Wanita itu tampak beranjak akan lari.
“Jangan lari, tak ada gunanya, tak ada seorang pun yang akan tahu siapa
menembakmu. Senapan ini dilengkapi peredam. Kamu tahu tembakanku belum
pernah luput, dan aku bisa segera lenyap.”
Wajahnya
menatap ke atas, ke arahku. Kulihat ia berkeringat dingin. Gelisah.
“Apa maumu?”
“Katakan
kesalahannya.”
“Ia pengkhianat, ia menjelek-jelekkan nama
bangsa dan negara kita di luar negeri.”
|
“Cuma itu?”
“Ia meresahkan masyarakat dengan pernyataan-pernyataan yang tidak benar.”
“Lantas?”
“Kamu mau apa? Aku tidak tahu banyak.”
“Aku ingin tahu, apakah semua itu merupakan alasan yang cukup untuk
membunuhnya.”
“Itu bukan urusanmu. Ini politik.”
“Urusanku adalah leontinmu manis, ia bisa pecah berantakan oleh peluruku,
dan peluru itu tak akan berhenti di situ.”
Wajah itu kembali menatap ke arahku dengan pandang menghiba.
“Jangan tembak aku! Aku tidak tahu apa-apa!”
“Siapa yang menyuruhmu?”
“Aku tidak tahu apa-apa.”
“Leontinmu manis...”
“Ah,
jangan, jangan tembak! Please...”
“Siapa?”
“Aku…aku bisa
celaka.”
“Sekarang pun
kamu bisa celaka. Kuhitung sampai tiga. Satu…”
“Kamu gila, kamu merusak segala-galanya.”
“Dua....” Hmm, alangkah gugupnya dia.
“Ia ada di depan orang yang harus kamu tembak.”
“Berkacamata?”
“Ya.”
|
Kuarahkan
senapanku ke sana. Dan aku melihat orang itu.
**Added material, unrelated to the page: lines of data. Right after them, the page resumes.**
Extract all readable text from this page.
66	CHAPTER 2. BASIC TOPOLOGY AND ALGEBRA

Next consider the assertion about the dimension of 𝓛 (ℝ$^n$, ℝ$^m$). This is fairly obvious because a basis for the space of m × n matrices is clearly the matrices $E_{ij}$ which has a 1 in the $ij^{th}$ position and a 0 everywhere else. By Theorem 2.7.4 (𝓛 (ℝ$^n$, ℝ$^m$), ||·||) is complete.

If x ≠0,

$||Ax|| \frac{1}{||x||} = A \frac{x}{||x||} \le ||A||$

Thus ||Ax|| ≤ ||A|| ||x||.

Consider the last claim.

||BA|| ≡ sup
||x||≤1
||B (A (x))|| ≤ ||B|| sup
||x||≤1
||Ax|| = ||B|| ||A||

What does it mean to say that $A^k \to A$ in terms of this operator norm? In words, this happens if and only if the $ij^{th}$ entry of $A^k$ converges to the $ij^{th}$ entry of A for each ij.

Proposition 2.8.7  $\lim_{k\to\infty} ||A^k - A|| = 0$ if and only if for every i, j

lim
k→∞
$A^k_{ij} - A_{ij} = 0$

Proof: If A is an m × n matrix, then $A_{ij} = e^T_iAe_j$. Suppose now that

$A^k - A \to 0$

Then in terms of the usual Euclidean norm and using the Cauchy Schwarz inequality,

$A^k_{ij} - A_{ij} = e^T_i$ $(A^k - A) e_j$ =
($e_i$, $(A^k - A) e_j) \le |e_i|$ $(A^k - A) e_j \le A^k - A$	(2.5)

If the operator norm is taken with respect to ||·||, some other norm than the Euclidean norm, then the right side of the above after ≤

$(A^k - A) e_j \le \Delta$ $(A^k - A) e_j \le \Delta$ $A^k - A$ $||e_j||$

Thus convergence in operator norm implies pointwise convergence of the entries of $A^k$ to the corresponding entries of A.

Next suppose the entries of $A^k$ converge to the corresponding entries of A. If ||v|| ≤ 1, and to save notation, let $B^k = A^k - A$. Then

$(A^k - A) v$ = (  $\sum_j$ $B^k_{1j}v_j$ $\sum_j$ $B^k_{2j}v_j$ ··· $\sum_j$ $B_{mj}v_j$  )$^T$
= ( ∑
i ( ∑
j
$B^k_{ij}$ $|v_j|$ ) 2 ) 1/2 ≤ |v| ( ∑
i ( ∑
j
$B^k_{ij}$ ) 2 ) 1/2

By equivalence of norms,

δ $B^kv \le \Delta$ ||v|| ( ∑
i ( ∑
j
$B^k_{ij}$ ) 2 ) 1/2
Ia sedang bercerita dengan berapi-api.
Tangannya bergerak kian kemari, mengepal dan memukul-mukulkan tinjunya pada
telapak tangan yang lain. Wajahnya licik dan penuh tipu daya. Sangat
memuakkan. Padahal ia pun sudah tua.
Kubidikkan garis silang teleskopku ke
jantungnya, sementara di telingaku mengiang suara penyanyi itu, yang memulai
lagi sebuah lagu keroncong, lagu kesenangan orang-orang tua.
Ini
memang akan membuat mereka terkenang-kenang akan masa lalunya.